« C’est du sexe queer » : le patron d’une école d’élite de Chicago se vante d’avoir permis la distribution aux élèves (14-18 ans) de sex toys et de leur avoir expliqué comment s’en servir
BREAKING: @fwparker Dean of Students Brags About Bringing in LGBTQ+ Health Center to Teach « Queer Sex » to Minors
« Passing around dildos and butt plugs…kids are just playing with them…Using lube versus using spit…that’s a really like, cool part of my job » #ExposeGroomerspic.twitter.com/oYJlyvQfpq
Le doyen des étudiants d’une école privée d’élite de Chicago a été enregistré en caméra cachée en admettant qu’un groupe est venu dans sa classe et a distribué des jouets sexuels pendant la semaine des fiertés pour que les étudiants les examinent et s’informent sur le sexe gay.
La vidéo a été enregistrée par le groupe d’action conservateur Project Veritas et publiée sur les réseaux sociaux mercredi soir.
La vidéo montre Joseph Bruno, doyen des étudiants de l’école Francis W. Parker – dont les frais d’inscription s’élèvent à plusieurs dizaines de milliers de dollars – en train de raconter à un militant infiltré de Project Veritas les activités qui se déroulent dans sa classe.
“Donc, je suis le doyen depuis quatre ans. … Pendant la Pride – nous organisons une semaine de la Pride chaque année – j’ai fait venir notre centre de santé LGBTQ+ [dans la classe]”, aurait-il déclaré. “Ils ont fait passer des butt-plugs et des dildos à mes élèves – ils ont parlé de la sexualité queer, de l’utilisation du lubrifiant en comparaison avec celle de la salive.”
“Ils se passent des godemichés et des butt-plugs, poursuit-il.

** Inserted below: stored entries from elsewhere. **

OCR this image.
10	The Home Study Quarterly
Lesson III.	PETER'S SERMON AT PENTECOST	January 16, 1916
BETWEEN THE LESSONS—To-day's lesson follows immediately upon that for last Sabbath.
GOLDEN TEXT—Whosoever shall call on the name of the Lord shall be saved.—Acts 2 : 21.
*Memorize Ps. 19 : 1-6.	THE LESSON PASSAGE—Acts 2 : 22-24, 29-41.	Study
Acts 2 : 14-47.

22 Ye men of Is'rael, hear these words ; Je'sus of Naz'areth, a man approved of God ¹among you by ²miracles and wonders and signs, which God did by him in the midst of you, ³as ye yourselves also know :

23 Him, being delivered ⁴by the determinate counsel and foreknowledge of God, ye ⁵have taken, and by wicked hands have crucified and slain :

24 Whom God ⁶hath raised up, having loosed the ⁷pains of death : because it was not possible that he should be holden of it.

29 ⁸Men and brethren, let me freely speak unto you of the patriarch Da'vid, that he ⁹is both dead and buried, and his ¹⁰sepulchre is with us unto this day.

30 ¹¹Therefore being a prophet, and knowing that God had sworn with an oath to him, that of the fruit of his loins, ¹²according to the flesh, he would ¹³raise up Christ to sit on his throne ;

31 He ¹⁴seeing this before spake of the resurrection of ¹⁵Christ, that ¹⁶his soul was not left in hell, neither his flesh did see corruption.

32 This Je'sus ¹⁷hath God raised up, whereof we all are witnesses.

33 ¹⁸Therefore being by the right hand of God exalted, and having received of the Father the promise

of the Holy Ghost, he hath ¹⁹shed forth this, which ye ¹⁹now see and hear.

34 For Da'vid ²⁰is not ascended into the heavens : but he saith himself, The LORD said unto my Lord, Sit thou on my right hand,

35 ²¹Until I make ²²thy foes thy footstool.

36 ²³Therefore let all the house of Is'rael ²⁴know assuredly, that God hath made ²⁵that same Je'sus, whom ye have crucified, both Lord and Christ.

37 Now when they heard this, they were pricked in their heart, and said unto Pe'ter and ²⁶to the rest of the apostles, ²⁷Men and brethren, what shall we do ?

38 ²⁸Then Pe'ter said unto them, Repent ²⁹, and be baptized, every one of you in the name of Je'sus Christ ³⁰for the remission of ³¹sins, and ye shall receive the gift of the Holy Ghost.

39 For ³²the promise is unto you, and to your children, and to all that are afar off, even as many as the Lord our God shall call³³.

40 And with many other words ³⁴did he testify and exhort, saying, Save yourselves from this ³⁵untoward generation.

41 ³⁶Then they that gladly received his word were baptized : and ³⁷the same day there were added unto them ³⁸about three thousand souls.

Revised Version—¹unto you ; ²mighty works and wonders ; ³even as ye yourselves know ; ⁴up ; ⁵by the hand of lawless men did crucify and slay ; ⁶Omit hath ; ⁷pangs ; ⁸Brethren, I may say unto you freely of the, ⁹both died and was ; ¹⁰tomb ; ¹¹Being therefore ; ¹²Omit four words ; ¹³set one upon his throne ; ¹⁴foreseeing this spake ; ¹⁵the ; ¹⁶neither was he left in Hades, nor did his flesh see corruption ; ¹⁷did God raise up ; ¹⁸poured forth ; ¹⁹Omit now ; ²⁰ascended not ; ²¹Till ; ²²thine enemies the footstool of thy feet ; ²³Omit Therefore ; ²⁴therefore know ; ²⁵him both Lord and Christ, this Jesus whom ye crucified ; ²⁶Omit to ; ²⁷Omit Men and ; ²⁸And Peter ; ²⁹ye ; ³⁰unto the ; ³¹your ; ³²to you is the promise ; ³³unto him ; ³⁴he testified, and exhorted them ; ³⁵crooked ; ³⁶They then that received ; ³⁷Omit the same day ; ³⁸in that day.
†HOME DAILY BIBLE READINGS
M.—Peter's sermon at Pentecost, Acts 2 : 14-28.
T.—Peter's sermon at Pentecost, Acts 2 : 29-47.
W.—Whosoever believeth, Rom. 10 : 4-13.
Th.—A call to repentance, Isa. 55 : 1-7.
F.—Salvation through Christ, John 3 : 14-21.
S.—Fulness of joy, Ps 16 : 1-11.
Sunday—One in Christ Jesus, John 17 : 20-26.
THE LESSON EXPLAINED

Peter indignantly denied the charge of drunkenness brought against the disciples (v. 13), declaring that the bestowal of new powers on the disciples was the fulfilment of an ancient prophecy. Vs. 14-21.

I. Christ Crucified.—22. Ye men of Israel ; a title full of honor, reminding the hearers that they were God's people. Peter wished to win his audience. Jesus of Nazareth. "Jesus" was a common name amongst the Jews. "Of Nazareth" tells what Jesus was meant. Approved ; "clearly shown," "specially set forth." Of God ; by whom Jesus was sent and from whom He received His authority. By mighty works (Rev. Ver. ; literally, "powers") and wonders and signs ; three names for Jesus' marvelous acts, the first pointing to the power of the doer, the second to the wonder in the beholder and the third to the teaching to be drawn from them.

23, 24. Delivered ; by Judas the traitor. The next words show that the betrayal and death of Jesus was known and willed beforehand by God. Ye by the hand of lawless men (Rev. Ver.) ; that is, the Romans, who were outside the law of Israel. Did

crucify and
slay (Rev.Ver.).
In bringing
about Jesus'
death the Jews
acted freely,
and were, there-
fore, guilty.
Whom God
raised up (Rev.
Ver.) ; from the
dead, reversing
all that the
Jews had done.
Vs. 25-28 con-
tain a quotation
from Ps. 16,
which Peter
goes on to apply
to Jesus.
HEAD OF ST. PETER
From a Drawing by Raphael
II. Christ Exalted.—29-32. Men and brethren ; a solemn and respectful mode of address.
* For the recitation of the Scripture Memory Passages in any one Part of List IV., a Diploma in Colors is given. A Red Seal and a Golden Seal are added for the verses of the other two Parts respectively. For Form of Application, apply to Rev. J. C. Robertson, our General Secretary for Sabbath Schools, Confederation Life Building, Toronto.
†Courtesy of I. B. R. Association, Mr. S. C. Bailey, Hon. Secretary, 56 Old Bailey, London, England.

Les enfants jouent avec, les regardent… Ils disent : “Comment ça marche, ce butt-plug ? Comment on fait, comment ça marche ?”. C’est une partie vraiment cool de mon travail.”
“Nous avons fait venir une drag queen, qui a distribué des biscuits et des brownies et fait des photos”, a-t-il ajouté.
Lorsqu’on lui a demandé si les parents s’inquiéteraient s’ils découvraient ce qui se passe dans la classe, Bruno a répondu : “Non. C’est du sexe queer”.
Lorsqu’on lui demande si “tout le monde est d’accord” avec ce qui se passe, Bruno répond que personne ne s’en plaint.
Bruno a suggéré qu’il n’avait pas besoin d’obtenir la permission d’organiser ce type d’événements dans sa salle de classe parce que les administrateurs l’approuveraient. Il a précisé que les élèves présent étaient âgés de 14 à 18 ans.
Bruno a déclaré qu’il avait “tellement de liberté” et “tellement d’argent pour faire des choses” et qu’une “partie vraiment, comme, cool de” son travail était d’enseigner ce genre de choses aux élèves.